The most common considerations when choosing an inflatable kayak include the type of kayaking you plan to do (including solo vs. tandem), ease of transportation, and cost.
Type of Kayaking
Inflatable kayaks are available in a very wide range of designs, from recreational sit-on-top kayaks to performance oriented sit-in kayaks, so the first thing you should determine is the type of paddling you expect to do. If you plan to paddle in places with much wind, waves or current, then you would be wise to spend a little extra for a performance oriented inflatable kayak. If you just plan to paddle flat water on your local lakes and rivers, then almost any inflatable kayak will be fine.

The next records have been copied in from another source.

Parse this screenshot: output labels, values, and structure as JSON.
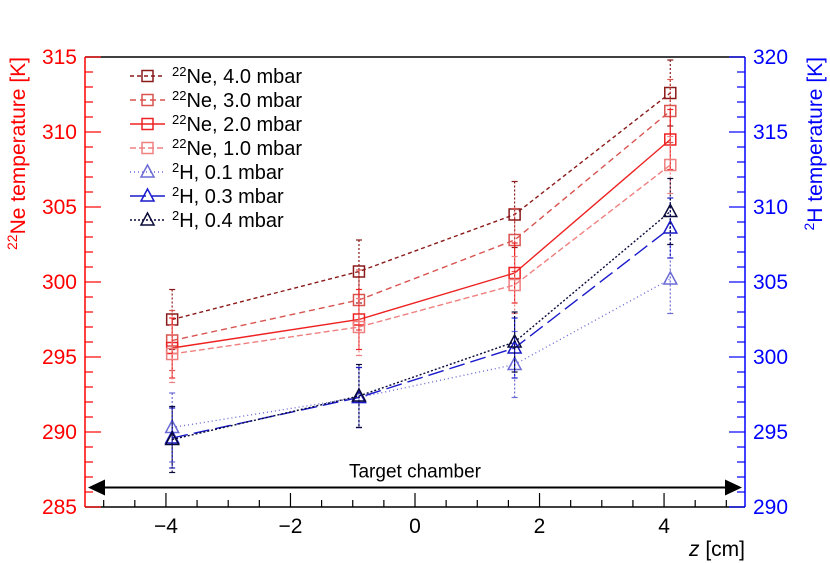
{
  "chart_data": {
    "type": "line",
    "xlabel": "z",
    "xlabel_unit": "[cm]",
    "xlim": [
      -5.3,
      5.3
    ],
    "x_ticks": [
      "−4",
      "−2",
      "0",
      "2",
      "4"
    ],
    "x_tick_values": [
      -4,
      -2,
      0,
      2,
      4
    ],
    "ylabel_left_sup": "22",
    "ylabel_left_text": "Ne temperature [K]",
    "ylim_left": [
      285,
      315
    ],
    "y_left_ticks": [
      "285",
      "290",
      "295",
      "300",
      "305",
      "310",
      "315"
    ],
    "y_left_tick_values": [
      285,
      290,
      295,
      300,
      305,
      310,
      315
    ],
    "ylabel_right_sup": "2",
    "ylabel_right_text": "H temperature [K]",
    "ylim_right": [
      290,
      320
    ],
    "y_right_ticks": [
      "290",
      "295",
      "300",
      "305",
      "310",
      "315",
      "320"
    ],
    "y_right_tick_values": [
      290,
      295,
      300,
      305,
      310,
      315,
      320
    ],
    "annotation": {
      "text": "Target chamber",
      "x_from": -5.3,
      "x_to": 5.3,
      "y_left": 286.3
    },
    "colors": {
      "red": "#ff0000",
      "blue": "#0000ff",
      "axis": "#000000"
    },
    "series": [
      {
        "name_sup": "22",
        "name_text": "Ne, 4.0 mbar",
        "axis": "left",
        "marker": "square",
        "color": "#8b1a1a",
        "dash": "4,3",
        "x": [
          -3.9,
          -0.9,
          1.6,
          4.1
        ],
        "y": [
          297.5,
          300.7,
          304.5,
          312.6
        ],
        "err": [
          2.0,
          2.1,
          2.2,
          2.2
        ]
      },
      {
        "name_sup": "22",
        "name_text": "Ne, 3.0 mbar",
        "axis": "left",
        "marker": "square",
        "color": "#d9534f",
        "dash": "6,4",
        "x": [
          -3.9,
          -0.9,
          1.6,
          4.1
        ],
        "y": [
          296.1,
          298.8,
          302.8,
          311.4
        ],
        "err": [
          2.0,
          2.0,
          2.1,
          2.1
        ]
      },
      {
        "name_sup": "22",
        "name_text": "Ne, 2.0 mbar",
        "axis": "left",
        "marker": "square",
        "color": "#ee2222",
        "dash": "",
        "x": [
          -3.9,
          -0.9,
          1.6,
          4.1
        ],
        "y": [
          295.6,
          297.5,
          300.6,
          309.5
        ],
        "err": [
          2.0,
          2.0,
          2.0,
          2.0
        ]
      },
      {
        "name_sup": "22",
        "name_text": "Ne, 1.0 mbar",
        "axis": "left",
        "marker": "square",
        "color": "#f08080",
        "dash": "6,3",
        "x": [
          -3.9,
          -0.9,
          1.6,
          4.1
        ],
        "y": [
          295.2,
          297.0,
          299.8,
          307.8
        ],
        "err": [
          1.9,
          1.9,
          1.9,
          1.9
        ]
      },
      {
        "name_sup": "2",
        "name_text": "H, 0.1 mbar",
        "axis": "right",
        "marker": "triangle",
        "color": "#6b6bd6",
        "dash": "1,3",
        "x": [
          -3.9,
          -0.9,
          1.6,
          4.1
        ],
        "y": [
          295.3,
          297.3,
          299.5,
          305.2
        ],
        "err": [
          2.3,
          2.0,
          2.2,
          2.3
        ]
      },
      {
        "name_sup": "2",
        "name_text": "H, 0.3 mbar",
        "axis": "right",
        "marker": "triangle",
        "color": "#1a1acc",
        "dash": "16,6",
        "x": [
          -3.9,
          -0.9,
          1.6,
          4.1
        ],
        "y": [
          294.6,
          297.3,
          300.6,
          308.6
        ],
        "err": [
          2.0,
          2.0,
          2.0,
          2.0
        ]
      },
      {
        "name_sup": "2",
        "name_text": "H, 0.4 mbar",
        "axis": "right",
        "marker": "triangle",
        "color": "#0a0a3a",
        "dash": "2,2",
        "x": [
          -3.9,
          -0.9,
          1.6,
          4.1
        ],
        "y": [
          294.5,
          297.4,
          301.0,
          309.7
        ],
        "err": [
          2.2,
          2.1,
          2.0,
          2.2
        ]
      }
    ]
  }
}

Solo, Tandem or Convertible
If you plan to have a partner for most of your outings and like the idea of sharing one kayak, a tandem inflatable kayak may be perfect. However, sometimes it’s nice to have your own boat so you can explore that little cove that your partner would rather skip. 😉 While you can paddle a tandem by yourself, it can be somewhat of a challenge to maneuver because you’re not sitting in the middle of the boat. A tandem-solo convertible is a kayak designed specifically to address this issue by allowing you to adjust the position of the seats.
Any inflatable kayak is easy to transport, at least relative to any rigid kayak, but the size and weight of the deflated kayak can vary considerably. So if you want to be able to carry your inflatable kayak in a backpack, or on an airplane, then the packed size and weight will need to be taken into consideration. Weight can also be an issue if you plan to paddle alone because you’ll need to get the kayak into and out of your vehicle by yourself.
Since inflatable kayaks vary greatly in design and intended use, they also vary greatly in price. While cost is usually an important factor for most of us, it should definitely take a back seat to the other considerations discussed above. If the kayak you want isn’t in your budget right now, consider getting a less expensive inflatable kayak to start with even it means you may have to stick to less exciting waters. It’s better to paddle any kayak than to not paddle at all.